1. ## Fourier Inversion

Given that f is a function of moderate decrease, $\displaystyle \hat{f}(\xi)$ is continuous and also satisfies,

$\displaystyle |\hat{f}(\xi)| \leq \frac{C}{|\xi|^{1+\alpha}}$.

Use the inversion theorem to derive an expression for $\displaystyle f(x+h) - f(x)$. It should be in the form of an integral.

How would I do this? Would I use a change of variable?
Just typed out long possible solution but then realized inversion theorem is $\displaystyle d \xi$ not $\displaystyle dx$...

Given that f is a function of moderate decrease, $\displaystyle \hat{f}(\xi)$ is continuous and also satisfies,

$\displaystyle |\hat{f}(\xi)| \leq \frac{C}{|\xi|^{1+\alpha}}$.

Use the inversion theorem to derive an expression for $\displaystyle f(x+h) - f(x)$. It should be in the form of an integral.

How would I do this? Would I use a change of variable?
Just typed out long possible solution but then realized inversion theorem is $\displaystyle d \xi$ not $\displaystyle dx$...
Well, by the inversion formula, $\displaystyle f(x+h)-f(x)=\frac{1}{2\pi}\int (e^{-i\xi(x+h)}-e^{-i\xi x})\hat{f}(\xi)d\xi$ . You can factor by $\displaystyle e^{-i\xi x}$, but that's almost all you can do.

3. Yeah that's what I had. Thought there might be more to it, oh well!

4. Actually that's not what I got I never read it right!

I think I'm getting majorly confused here. We have the Fourier Inversion defined as;

$\displaystyle f(x) = \int_{-\infty}^{\infty} \hat{f}(\xi) e^{2 \pi i x \xi} d \xi$...

So wouldn't it be.

$\displaystyle f(x+h) - f(x) = \int_{-\infty}^{\infty} (e^{2 \pi i (x+h) \xi} - e^{2 \pi i x \xi}) \hat{f}(\xi) d \xi$.

Where does the $\displaystyle \frac{1}{2 \pi}$ come from?

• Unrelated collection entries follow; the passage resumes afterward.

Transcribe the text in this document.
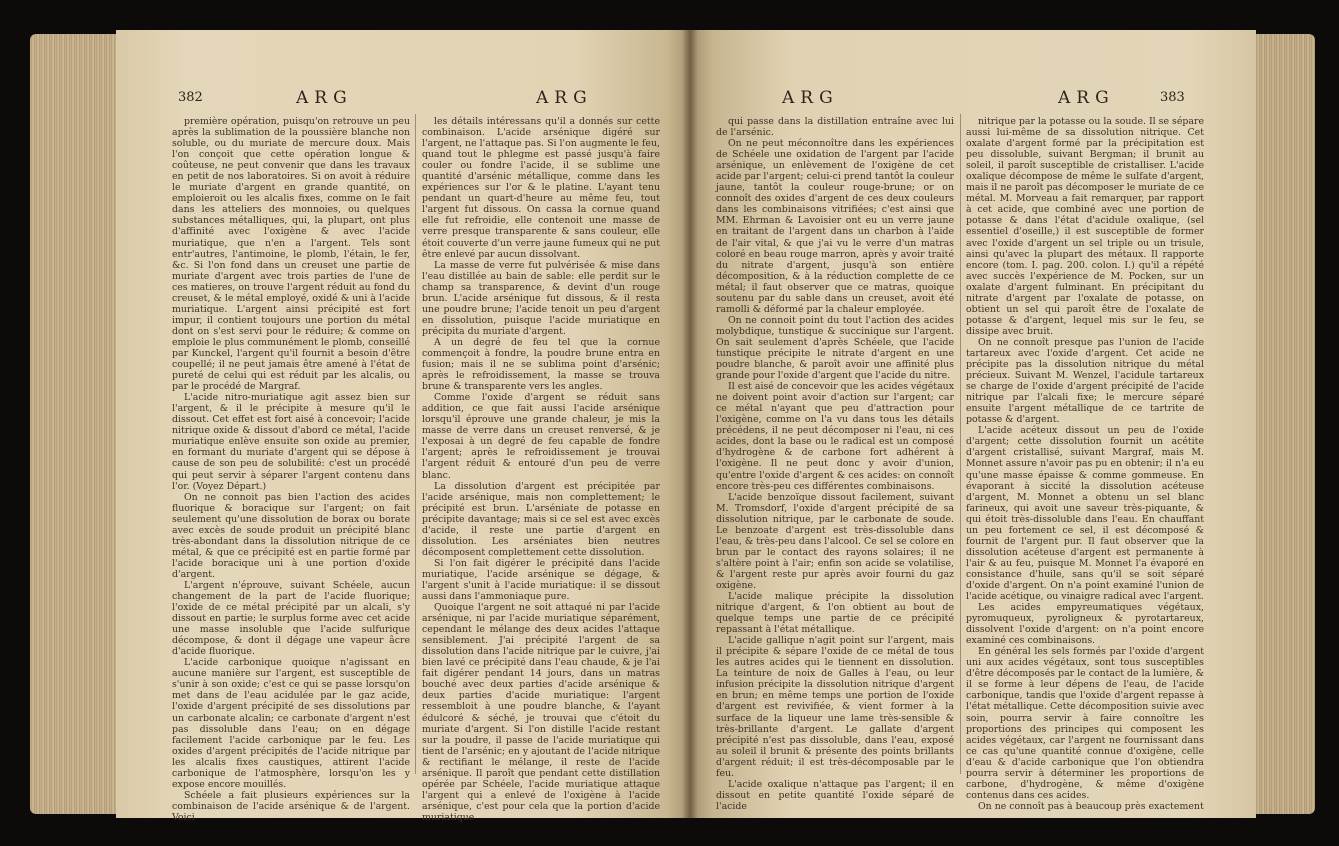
382	ARG	ARG

première opération, puisqu'on retrouve un peu après la sublimation de la poussière blanche non soluble, ou du muriate de mercure doux. Mais l'on conçoit que cette opération longue & coûteuse, ne peut convenir que dans les travaux en petit de nos laboratoires. Si on avoit à réduire le muriate d'argent en grande quantité, on emploieroit ou les alcalis fixes, comme on le fait dans les atteliers des monnoies, ou quelques substances métalliques, qui, la plupart, ont plus d'affinité avec l'oxigène & avec l'acide muriatique, que n'en a l'argent. Tels sont entr'autres, l'antimoine, le plomb, l'étain, le fer, &c. Si l'on fond dans un creuset une partie de muriate d'argent avec trois parties de l'une de ces matieres, on trouve l'argent réduit au fond du creuset, & le métal employé, oxidé & uni à l'acide muriatique. L'argent ainsi précipité est fort impur, il contient toujours une portion du métal dont on s'est servi pour le réduire; & comme on emploie le plus communément le plomb, conseillé par Kunckel, l'argent qu'il fournit a besoin d'être coupellé; il ne peut jamais être amené à l'état de pureté de celui qui est réduit par les alcalis, ou par le procédé de Margraf.

L'acide nitro-muriatique agit assez bien sur l'argent, & il le précipite à mesure qu'il le dissout. Cet effet est fort aisé à concevoir; l'acide nitrique oxide & dissout d'abord ce métal, l'acide muriatique enlève ensuite son oxide au premier, en formant du muriate d'argent qui se dépose à cause de son peu de solubilité: c'est un procédé qui peut servir à séparer l'argent contenu dans l'or. (Voyez Départ.)

On ne connoit pas bien l'action des acides fluorique & boracique sur l'argent; on fait seulement qu'une dissolution de borax ou borate avec excès de soude produit un précipité blanc très-abondant dans la dissolution nitrique de ce métal, & que ce précipité est en partie formé par l'acide boracique uni à une portion d'oxide d'argent.

L'argent n'éprouve, suivant Schéele, aucun changement de la part de l'acide fluorique; l'oxide de ce métal précipité par un alcali, s'y dissout en partie; le surplus forme avec cet acide une masse insoluble que l'acide sulfurique décompose, & dont il dégage une vapeur âcre d'acide fluorique.

L'acide carbonique quoique n'agissant en aucune manière sur l'argent, est susceptible de s'unir à son oxide; c'est ce qui se passe lorsqu'on met dans de l'eau acidulée par le gaz acide, l'oxide d'argent précipité de ses dissolutions par un carbonate alcalin; ce carbonate d'argent n'est pas dissoluble dans l'eau; on en dégage facilement l'acide carbonique par le feu. Les oxides d'argent précipités de l'acide nitrique par les alcalis fixes caustiques, attirent l'acide carbonique de l'atmosphère, lorsqu'on les y expose encore mouillés.

Schéele a fait plusieurs expériences sur la combinaison de l'acide arsénique & de l'argent. Voici

les détails intéressans qu'il a donnés sur cette combinaison. L'acide arsénique digéré sur l'argent, ne l'attaque pas. Si l'on augmente le feu, quand tout le phlegme est passé jusqu'à faire couler ou fondre l'acide, il se sublime une quantité d'arsénic métallique, comme dans les expériences sur l'or & le platine. L'ayant tenu pendant un quart-d'heure au même feu, tout l'argent fut dissous. On cassa la cornue quand elle fut refroidie, elle contenoit une masse de verre presque transparente & sans couleur, elle étoit couverte d'un verre jaune fumeux qui ne put être enlevé par aucun dissolvant.

La masse de verre fut pulvérisée & mise dans l'eau distillée au bain de sable: elle perdit sur le champ sa transparence, & devint d'un rouge brun. L'acide arsénique fut dissous, & il resta une poudre brune; l'acide tenoit un peu d'argent en dissolution, puisque l'acide muriatique en précipita du muriate d'argent.

A un degré de feu tel que la cornue commençoit à fondre, la poudre brune entra en fusion; mais il ne se sublima point d'arsénic; après le refroidissement, la masse se trouva brune & transparente vers les angles.

Comme l'oxide d'argent se réduit sans addition, ce que fait aussi l'acide arsénique lorsqu'il éprouve une grande chaleur, je mis la masse de verre dans un creuset renversé, & je l'exposai à un degré de feu capable de fondre l'argent; après le refroidissement je trouvai l'argent réduit & entouré d'un peu de verre blanc.

La dissolution d'argent est précipitée par l'acide arsénique, mais non complettement; le précipité est brun. L'arséniate de potasse en précipite davantage; mais si ce sel est avec excès d'acide, il reste une partie d'argent en dissolution. Les arséniates bien neutres décomposent complettement cette dissolution.

Si l'on fait digérer le précipité dans l'acide muriatique, l'acide arsénique se dégage, & l'argent s'unit à l'acide muriatique: il se dissout aussi dans l'ammoniaque pure.

Quoique l'argent ne soit attaqué ni par l'acide arsénique, ni par l'acide muriatique séparément, cependant le mélange des deux acides l'attaque sensiblement. J'ai précipité l'argent de sa dissolution dans l'acide nitrique par le cuivre, j'ai bien lavé ce précipité dans l'eau chaude, & je l'ai fait digérer pendant 14 jours, dans un matras bouché avec deux parties d'acide arsénique & deux parties d'acide muriatique: l'argent ressembloit à une poudre blanche, & l'ayant édulcoré & séché, je trouvai que c'étoit du muriate d'argent. Si l'on distille l'acide restant sur la poudre, il passe de l'acide muriatique qui tient de l'arsénic; en y ajoutant de l'acide nitrique & rectifiant le mélange, il reste de l'acide arsénique. Il paroît que pendant cette distillation opérée par Schéele, l'acide muriatique attaque l'argent qui a enlevé de l'oxigène à l'acide arsénique, c'est pour cela que la portion d'acide muriatique

ARG	ARG	383

qui passe dans la distillation entraîne avec lui de l'arsénic.

On ne peut méconnoître dans les expériences de Schéele une oxidation de l'argent par l'acide arsénique, un enlèvement de l'oxigène de cet acide par l'argent; celui-ci prend tantôt la couleur jaune, tantôt la couleur rouge-brune; or on connoît des oxides d'argent de ces deux couleurs dans les combinaisons vitrifiées; c'est ainsi que MM. Ehrman & Lavoisier ont eu un verre jaune en traitant de l'argent dans un charbon à l'aide de l'air vital, & que j'ai vu le verre d'un matras coloré en beau rouge marron, après y avoir traité du nitrate d'argent, jusqu'à son entière décomposition, & à la réduction complette de ce métal; il faut observer que ce matras, quoique soutenu par du sable dans un creuset, avoit été ramolli & déformé par la chaleur employée.

On ne connoit point du tout l'action des acides molybdique, tunstique & succinique sur l'argent. On sait seulement d'après Schéele, que l'acide tunstique précipite le nitrate d'argent en une poudre blanche, & paroît avoir une affinité plus grande pour l'oxide d'argent que l'acide du nitre.

Il est aisé de concevoir que les acides végétaux ne doivent point avoir d'action sur l'argent; car ce métal n'ayant que peu d'attraction pour l'oxigène, comme on l'a vu dans tous les détails précédens, il ne peut décomposer ni l'eau, ni ces acides, dont la base ou le radical est un composé d'hydrogène & de carbone fort adhérent à l'oxigène. Il ne peut donc y avoir d'union, qu'entre l'oxide d'argent & ces acides: on connoît encore très-peu ces différentes combinaisons.

L'acide benzoïque dissout facilement, suivant M. Tromsdorf, l'oxide d'argent précipité de sa dissolution nitrique, par le carbonate de soude. Le benzoate d'argent est très-dissoluble dans l'eau, & très-peu dans l'alcool. Ce sel se colore en brun par le contact des rayons solaires; il ne s'altère point à l'air; enfin son acide se volatilise, & l'argent reste pur après avoir fourni du gaz oxigène.

L'acide malique précipite la dissolution nitrique d'argent, & l'on obtient au bout de quelque temps une partie de ce précipité repassant à l'état métallique.

L'acide gallique n'agit point sur l'argent, mais il précipite & sépare l'oxide de ce métal de tous les autres acides qui le tiennent en dissolution. La teinture de noix de Galles à l'eau, ou leur infusion précipite la dissolution nitrique d'argent en brun; en même temps une portion de l'oxide d'argent est revivifiée, & vient former à la surface de la liqueur une lame très-sensible & très-brillante d'argent. Le gallate d'argent précipité n'est pas dissoluble, dans l'eau, exposé au soleil il brunit & présente des points brillants d'argent réduit; il est très-décomposable par le feu.

L'acide oxalique n'attaque pas l'argent; il en dissout en petite quantité l'oxide séparé de l'acide

nitrique par la potasse ou la soude. Il se sépare aussi lui-même de sa dissolution nitrique. Cet oxalate d'argent formé par la précipitation est peu dissoluble, suivant Bergman; il brunit au soleil, il paroît susceptible de cristalliser. L'acide oxalique décompose de même le sulfate d'argent, mais il ne paroît pas décomposer le muriate de ce métal. M. Morveau a fait remarquer, par rapport à cet acide, que combiné avec une portion de potasse & dans l'état d'acidule oxalique, (sel essentiel d'oseille,) il est susceptible de former avec l'oxide d'argent un sel triple ou un trisule, ainsi qu'avec la plupart des métaux. Il rapporte encore (tom. I. pag. 200. colon. I.) qu'il a répété avec succès l'expérience de M. Pocken, sur un oxalate d'argent fulminant. En précipitant du nitrate d'argent par l'oxalate de potasse, on obtient un sel qui paroît être de l'oxalate de potasse & d'argent, lequel mis sur le feu, se dissipe avec bruit.

On ne connoît presque pas l'union de l'acide tartareux avec l'oxide d'argent. Cet acide ne précipite pas la dissolution nitrique du métal précieux. Suivant M. Wenzel, l'acidule tartareux se charge de l'oxide d'argent précipité de l'acide nitrique par l'alcali fixe; le mercure séparé ensuite l'argent métallique de ce tartrite de potasse & d'argent.

L'acide acéteux dissout un peu de l'oxide d'argent; cette dissolution fournit un acétite d'argent cristallisé, suivant Margraf, mais M. Monnet assure n'avoir pas pu en obtenir; il n'a eu qu'une masse épaisse & comme gommeuse. En évaporant à siccité la dissolution acéteuse d'argent, M. Monnet a obtenu un sel blanc farineux, qui avoit une saveur très-piquante, & qui étoit très-dissoluble dans l'eau. En chauffant un peu fortement ce sel, il est décomposé & fournit de l'argent pur. Il faut observer que la dissolution acéteuse d'argent est permanente à l'air & au feu, puisque M. Monnet l'a évaporé en consistance d'huile, sans qu'il se soit séparé d'oxide d'argent. On n'a point examiné l'union de l'acide acétique, ou vinaigre radical avec l'argent.

Les acides empyreumatiques végétaux, pyromuqueux, pyroligneux & pyrotartareux, dissolvent l'oxide d'argent: on n'a point encore examiné ces combinaisons.

En général les sels formés par l'oxide d'argent uni aux acides végétaux, sont tous susceptibles d'être décomposés par le contact de la lumière, & il se forme à leur dépens de l'eau, de l'acide carbonique, tandis que l'oxide d'argent repasse à l'état métallique. Cette décomposition suivie avec soin, pourra servir à faire connoître les proportions des principes qui composent les acides végétaux, car l'argent ne fournissant dans ce cas qu'une quantité connue d'oxigène, celle d'eau & d'acide carbonique que l'on obtiendra pourra servir à déterminer les proportions de carbone, d'hydrogène, & même d'oxigène contenus dans ces acides.

On ne connoît pas à beaucoup près exactement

Where does the $\displaystyle \frac{1}{2 \pi}$ come from?
There are at least three commonly used definitions of the Fourier transform, and I simply used another one... (namely $\displaystyle \mathcal{F}(f)(\xi)=\int e^{it\xi}f(t)dt$, without $\displaystyle 2\pi$ in the exponent) You switch from one to another by a change of variable. You formula is correct with you definition.